“No, really.” He nods toward the muck I’ve cleared. “Most city folks would’ve quit two stalls ago. Especially ones with L.A. nails and a habit of glaring at everything that moves.”
I glance down at my hands. The nails are chipped, grime caught under them. I’ve never had fancy nails. Never could afford them. I was more worried about being able to afford food and shoes that weren’t held together by duct tape.
I wipe my forehead with my sleeve and meet his eyes. “I don’t quit.”
His gaze lingers on me a second longer than necessary. “No,” he says. “I don’t think you do.”
Something flickers between us then—heat, maybe, or challenge. I don’t know. I don’t want to know.
I look away first.
“You going stand there, or are you going to grab a pitchfork?” I ask.
He tips his hat up, grin returning. “You askin’ for help now?”
“I’m threatening you with labor.”
Colter laughs, the sound low and warm, and steps toward the wall where a second pitchfork hangs. “Well, hell. Can’t say no to that.”
As he joins me in the next stall, I brace myself—not for the work.
But for whatever this is between us.
Because I get the feeling that’s going to be a whole lot harder to clean up.
Colter makes a show of rolling up his sleeves a little higher before grabbing a pitchfork. Of course he does. Like the man needs to flex on me in a literal stall full of shit.
“I gotta say,” he drawls, dragging the first forkful into the wheelbarrow, “you got good form. Real aggressive. Like you’re imagining someone’s face down there.”
“Not someone,” I mutter. “Just yours.”
He chuckles. “Damn. Should’ve worn armor.”

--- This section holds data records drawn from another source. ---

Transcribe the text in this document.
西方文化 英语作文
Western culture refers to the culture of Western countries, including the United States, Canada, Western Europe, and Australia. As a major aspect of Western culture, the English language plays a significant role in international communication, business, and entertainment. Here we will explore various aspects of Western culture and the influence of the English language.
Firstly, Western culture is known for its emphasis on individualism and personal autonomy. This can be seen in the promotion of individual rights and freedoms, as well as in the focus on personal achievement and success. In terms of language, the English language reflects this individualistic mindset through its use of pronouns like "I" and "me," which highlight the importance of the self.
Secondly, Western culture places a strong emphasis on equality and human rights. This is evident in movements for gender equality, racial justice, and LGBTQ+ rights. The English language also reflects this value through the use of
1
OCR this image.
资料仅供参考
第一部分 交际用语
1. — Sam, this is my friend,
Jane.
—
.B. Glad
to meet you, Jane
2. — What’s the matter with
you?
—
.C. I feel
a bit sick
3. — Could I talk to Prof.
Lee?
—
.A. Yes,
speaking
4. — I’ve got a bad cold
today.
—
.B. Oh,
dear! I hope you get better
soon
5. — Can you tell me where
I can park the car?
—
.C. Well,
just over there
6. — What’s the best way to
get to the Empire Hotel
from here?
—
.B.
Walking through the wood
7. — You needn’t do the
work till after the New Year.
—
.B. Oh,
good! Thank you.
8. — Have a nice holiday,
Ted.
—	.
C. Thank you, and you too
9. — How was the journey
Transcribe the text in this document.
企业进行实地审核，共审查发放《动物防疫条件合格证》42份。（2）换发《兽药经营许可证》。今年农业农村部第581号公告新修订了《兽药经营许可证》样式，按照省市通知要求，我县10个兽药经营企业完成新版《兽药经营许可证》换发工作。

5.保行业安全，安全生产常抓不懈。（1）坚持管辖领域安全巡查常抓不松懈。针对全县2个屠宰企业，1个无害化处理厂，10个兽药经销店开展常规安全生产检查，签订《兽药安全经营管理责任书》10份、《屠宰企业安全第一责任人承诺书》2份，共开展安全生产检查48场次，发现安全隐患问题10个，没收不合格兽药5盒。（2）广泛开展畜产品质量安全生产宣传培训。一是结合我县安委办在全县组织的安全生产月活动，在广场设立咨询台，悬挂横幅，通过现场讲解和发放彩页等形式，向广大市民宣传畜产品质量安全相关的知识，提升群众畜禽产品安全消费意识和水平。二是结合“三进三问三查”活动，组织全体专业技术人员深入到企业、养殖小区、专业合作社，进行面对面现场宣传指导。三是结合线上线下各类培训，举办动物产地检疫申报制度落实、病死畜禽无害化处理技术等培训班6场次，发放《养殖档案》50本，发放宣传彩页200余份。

“You should wear a name tag, so I don’t accidentally bury you under a pile of this stuff.”
He scoffs like he’s unimpressed, tossing another load into the wheelbarrow. “You’ve got jokes now? Look at you. Ranch life’s turning you into a real peach.”
I shoot him a sideways glare. “You don’t know anything about me.”
“Don’t have to,” he says, too quickly. “It’s written all over you.”
I pause. “What is?”
“You hate being here. Hate needing help. Hate not being the one in control.”
I grip the pitchfork tighter. “Keep talking, cowboy, and I’ll show you control.”
His grin slips for a second, and I catch it—the flicker of something behind his eyes. Something darker.
“That’s the thing, Peyton,” he says, voice low, calm. “You think you’re hiding it well. But people who’ve been through hell? We can spot each other from a mile away.”
My hands go cold around the wood handle.
“I didn’t come out here to play shrink,” he adds, softer now. “I thought maybe you’d wanna know someone sees it. That’s all.”
I force my shoulders to stay relaxed, force the tightness out of my jaw. “Well, you saw it. Congrats. Want a medal or a muffin?”
He chuckles again, but it doesn’t quite reach his eyes this time. “A muffin sounds nice. You bake?”